Franklin Hall (1909-1994) was a Pentecostal "faith healing" evangelist best known for his emphasis on prayer and fasting. In 1946, he published a book entitled "Atomic Power with God through Fasting and Prayer", which provided detailed information on the methods and benefits of fasting. Many of the "faith healing" revivalists in the Latter Rain Revival and Voice of Healing Revival used Hall's fasting methods in their meetings until they became more extreme. Hall wrote several books and tracts about fasting, including Glorified Fasting (1961), The Fasting Prayer (1947), The Body-Felt Salvation (1968), Formula for Raising the Dead (1960), and Our Divine Healing Obligation (nd).[1]
During the time William Branham toured with Little David Walker, Franklin Hall joined in the "faith healing" campaigns. His fasting method, along with William Branham's extremist doctrines, were the catalysts for the creation of the Latter Rain movement. Hall recognized the massive amount of money flowing through the revivals, and even jokingly talked about it before the meetings started on live microphones.
Franklin Hall: What are you going to start it with?
William Branham: I'm going to start it…
Franklin Hall: Some money, huh?
William Branham: Some money
Franklin Hall: All right good, I will help you start it
William Branham: All right, sir; that's fine.

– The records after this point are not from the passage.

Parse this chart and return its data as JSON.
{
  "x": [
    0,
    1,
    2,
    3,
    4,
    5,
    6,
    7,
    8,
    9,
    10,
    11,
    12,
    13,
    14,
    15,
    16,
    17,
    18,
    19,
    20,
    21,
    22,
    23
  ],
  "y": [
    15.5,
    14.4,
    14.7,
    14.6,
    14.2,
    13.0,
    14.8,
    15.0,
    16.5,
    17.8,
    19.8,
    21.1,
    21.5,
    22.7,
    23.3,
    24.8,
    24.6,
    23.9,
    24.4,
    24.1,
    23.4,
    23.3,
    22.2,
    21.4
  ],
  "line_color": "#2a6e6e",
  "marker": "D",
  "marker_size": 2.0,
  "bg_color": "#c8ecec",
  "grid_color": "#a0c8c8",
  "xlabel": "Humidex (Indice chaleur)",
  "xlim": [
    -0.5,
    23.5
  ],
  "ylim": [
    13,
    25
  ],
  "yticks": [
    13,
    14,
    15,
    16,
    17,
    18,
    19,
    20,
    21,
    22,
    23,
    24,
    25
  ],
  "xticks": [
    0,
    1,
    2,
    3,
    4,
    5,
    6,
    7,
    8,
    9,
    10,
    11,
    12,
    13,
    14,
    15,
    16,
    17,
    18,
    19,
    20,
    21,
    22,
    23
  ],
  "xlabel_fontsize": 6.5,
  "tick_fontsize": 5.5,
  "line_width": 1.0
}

God bless you.[2]
Franklin Hall's religious views on fasting grew more extreme, however, and many evangelists in the revivals did not want to participate in starving themselves. When the Latter Rain began to die out in the 1950s, Hall blamed them for their lack of fasting.[3] Hall began claiming that participants in the revivals should have a "body-felt salvation", implying that if they weren't starving themselves, they weren't really saved. The hunger pangs, according to Hall, would eliminate sickness, tiredness, and body odors. As a result of Hall's extremism, his audience quickly faded. By January of 1956, William Branham had parted ways. According to Branham, people attempting the extreme fasting were going insane. Others were losing teeth, their eyes were sunken and they were very ill. When Branham mentioned Hall and Atomic Power With God Through Fasting and Prayer, he avoided using Halls' name.
But here not long ago, a man wrote a book on fasting. My, women come into the meeting, and men, who'd went on those fasts that were insane. They went just because the book said to fast forty days. Some of them with false plates, and their teeth would drop out. And their eyes would sink back. And mothers-to-be to...women to be mothers, their little ones as you understand, they would completely go mentally out, and be taken to the institutions. Many, many of them, come in that condition. I believe in fasting. Certainly. But when you fast, you don't hunger. Jesus after He had got through fasting, the Bible said, He was hungry. God puts a fast on you. You don't put it on yourself. He certainly captured the women, the man did that wrote the book, when he said, put a picture of a woman there, she looked twenty years younger, said, after the fast. You ought to seen her then, just about a year later what she looked like, after that. See?[4]
That same year, Hall founded the Deliverance Foundation, a new cult formed around his "gospel of fasting". By 1970 it reported thirty-two affiliated churches and two thousand members. He also introduced new "Little-David"-style child preachers to his stage act, such as "Little Joey".[5]